Di conseguenza, c'è un grande interesse ad avviare un'attività basata su un servizio di bike sharing. Ogni azienda dovrebbe iniziare con un piano aziendale dettagliato. Qui spiegheremo come creare un piano aziendale che sarebbe opportuno implementare nella vostra azienda.
Attenzione alle differenze
Se sei un nuovo arrivato o anche se hai esperienza nel settore del ride-sharing, la prima cosa da ricordare prima di preparare un piano aziendale: ogni modello di car sharing è specifico e ha le sue differenze da tenere a mente.

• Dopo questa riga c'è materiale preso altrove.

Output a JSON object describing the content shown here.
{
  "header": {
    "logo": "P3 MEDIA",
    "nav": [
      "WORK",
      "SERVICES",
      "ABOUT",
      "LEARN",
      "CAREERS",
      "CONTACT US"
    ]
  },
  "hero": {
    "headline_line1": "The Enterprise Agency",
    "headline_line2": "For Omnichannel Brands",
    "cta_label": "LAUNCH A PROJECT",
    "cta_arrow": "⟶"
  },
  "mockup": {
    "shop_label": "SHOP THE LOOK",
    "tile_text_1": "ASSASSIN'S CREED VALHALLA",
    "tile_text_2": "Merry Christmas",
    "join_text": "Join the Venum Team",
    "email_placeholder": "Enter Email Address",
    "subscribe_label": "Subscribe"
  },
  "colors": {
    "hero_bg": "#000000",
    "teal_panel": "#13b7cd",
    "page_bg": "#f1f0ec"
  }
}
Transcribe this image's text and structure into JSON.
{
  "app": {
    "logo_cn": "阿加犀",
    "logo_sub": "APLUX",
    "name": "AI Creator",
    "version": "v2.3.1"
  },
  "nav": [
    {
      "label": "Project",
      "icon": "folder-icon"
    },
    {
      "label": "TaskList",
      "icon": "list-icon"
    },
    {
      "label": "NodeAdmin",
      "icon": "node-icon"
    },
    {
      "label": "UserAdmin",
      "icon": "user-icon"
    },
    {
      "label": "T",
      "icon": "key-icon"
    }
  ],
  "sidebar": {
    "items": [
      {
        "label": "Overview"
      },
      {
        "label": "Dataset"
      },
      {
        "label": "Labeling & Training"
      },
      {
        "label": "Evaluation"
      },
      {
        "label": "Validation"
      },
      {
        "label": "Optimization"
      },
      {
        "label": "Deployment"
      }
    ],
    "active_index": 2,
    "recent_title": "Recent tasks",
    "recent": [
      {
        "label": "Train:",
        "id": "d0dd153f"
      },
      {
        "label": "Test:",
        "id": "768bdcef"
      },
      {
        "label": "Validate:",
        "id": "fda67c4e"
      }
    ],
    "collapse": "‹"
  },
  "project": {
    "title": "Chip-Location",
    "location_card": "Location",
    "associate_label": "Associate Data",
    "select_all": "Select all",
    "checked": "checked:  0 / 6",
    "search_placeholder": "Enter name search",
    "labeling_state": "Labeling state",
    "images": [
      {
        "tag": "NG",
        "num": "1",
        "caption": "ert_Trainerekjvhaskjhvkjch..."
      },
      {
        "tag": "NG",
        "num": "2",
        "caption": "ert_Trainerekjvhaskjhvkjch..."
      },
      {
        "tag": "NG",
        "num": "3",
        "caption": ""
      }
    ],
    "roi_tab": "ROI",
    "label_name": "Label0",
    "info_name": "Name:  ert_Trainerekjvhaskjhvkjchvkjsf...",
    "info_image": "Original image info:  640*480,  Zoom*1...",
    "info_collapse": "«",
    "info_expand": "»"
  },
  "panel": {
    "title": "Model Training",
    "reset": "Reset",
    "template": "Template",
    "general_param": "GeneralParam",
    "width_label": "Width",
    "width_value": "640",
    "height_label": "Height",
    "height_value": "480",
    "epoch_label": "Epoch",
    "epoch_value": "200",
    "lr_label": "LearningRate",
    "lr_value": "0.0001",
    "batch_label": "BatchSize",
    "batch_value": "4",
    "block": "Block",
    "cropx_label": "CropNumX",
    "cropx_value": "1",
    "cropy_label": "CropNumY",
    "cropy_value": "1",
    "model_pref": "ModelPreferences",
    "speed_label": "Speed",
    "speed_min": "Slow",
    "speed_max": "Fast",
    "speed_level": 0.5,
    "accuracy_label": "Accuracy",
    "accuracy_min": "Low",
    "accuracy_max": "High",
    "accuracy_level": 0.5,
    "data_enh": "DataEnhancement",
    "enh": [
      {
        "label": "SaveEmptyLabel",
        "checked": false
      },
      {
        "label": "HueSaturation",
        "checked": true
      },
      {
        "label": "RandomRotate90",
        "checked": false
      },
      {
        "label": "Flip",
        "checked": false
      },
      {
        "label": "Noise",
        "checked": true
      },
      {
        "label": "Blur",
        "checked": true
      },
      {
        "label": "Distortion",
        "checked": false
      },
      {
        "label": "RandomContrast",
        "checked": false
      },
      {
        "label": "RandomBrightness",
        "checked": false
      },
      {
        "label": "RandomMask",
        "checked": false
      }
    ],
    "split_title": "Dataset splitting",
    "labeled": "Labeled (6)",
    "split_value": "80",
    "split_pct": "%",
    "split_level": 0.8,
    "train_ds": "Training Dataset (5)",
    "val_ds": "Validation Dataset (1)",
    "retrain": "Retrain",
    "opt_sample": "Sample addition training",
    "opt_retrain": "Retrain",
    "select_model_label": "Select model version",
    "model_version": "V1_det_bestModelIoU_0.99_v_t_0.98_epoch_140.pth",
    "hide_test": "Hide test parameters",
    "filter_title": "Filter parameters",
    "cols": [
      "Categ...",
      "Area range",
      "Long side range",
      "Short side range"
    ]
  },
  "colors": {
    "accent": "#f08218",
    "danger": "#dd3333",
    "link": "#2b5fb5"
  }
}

Per quanto riguarda le biciclette, è importante ricordare che gli utenti sono generalmente disposti a prendere la bicicletta da una docking station e riconsegnarla a un'altra. A volte, si trova dall'altra parte della città. Pertanto, il fornitore di servizi dovrebbe calcolare la capacità e la disponibilità dei veicoli nelle zone più popolari della città nelle ore di punta. Questo potrebbe essere cruciale.
Conosci il tuo cliente
Prima di intraprendere ulteriori passi e prendere qualsiasi decisione devi conoscere il tuo pubblico. Quindi è il momento giusto per fare ricerche di mercato. La prima cosa da fare è definire le caratteristiche del cliente identificando:
- Età - qual è la fascia di età dei tuoi clienti più propensi a utilizzare i tuoi servizi? A quale gruppo di generazioni di clienti appartengono? Ad esempio, le persone nate tra la metà e la fine degli anni '90 e l'inizio degli anni 2000 vengono chiamate Generazione Z. Ci sono alcune caratteristiche che identificano i loro modelli comportamentali, quindi sai già cosa potrebbe piacere e cosa potrebbe non piacere.
- Genere - hai intenzione di comunicare con uomini, donne o entrambi i sessi? Ci sono delle differenze.
- Stato civile e famiglia: potrebbe influenzare il modo in cui la persona si muove in città. Ad esempio, se deve tenere conto dei piani del proprio partner durante la pianificazione delle attività quotidiane.
- Posizione - quali sono i punti più probabili tra i quali il tuo potenziale cliente si sta spostando in città?
- Reddito - con che probabilità sono disposti a utilizzare il bike sharing? E quanto sarebbero disposti a pagare per il servizio?
- Lingua - che lingua utilizzerai per comunicare con il tuo pubblico? E quali lingue dovresti rendere disponibili sulla tua app.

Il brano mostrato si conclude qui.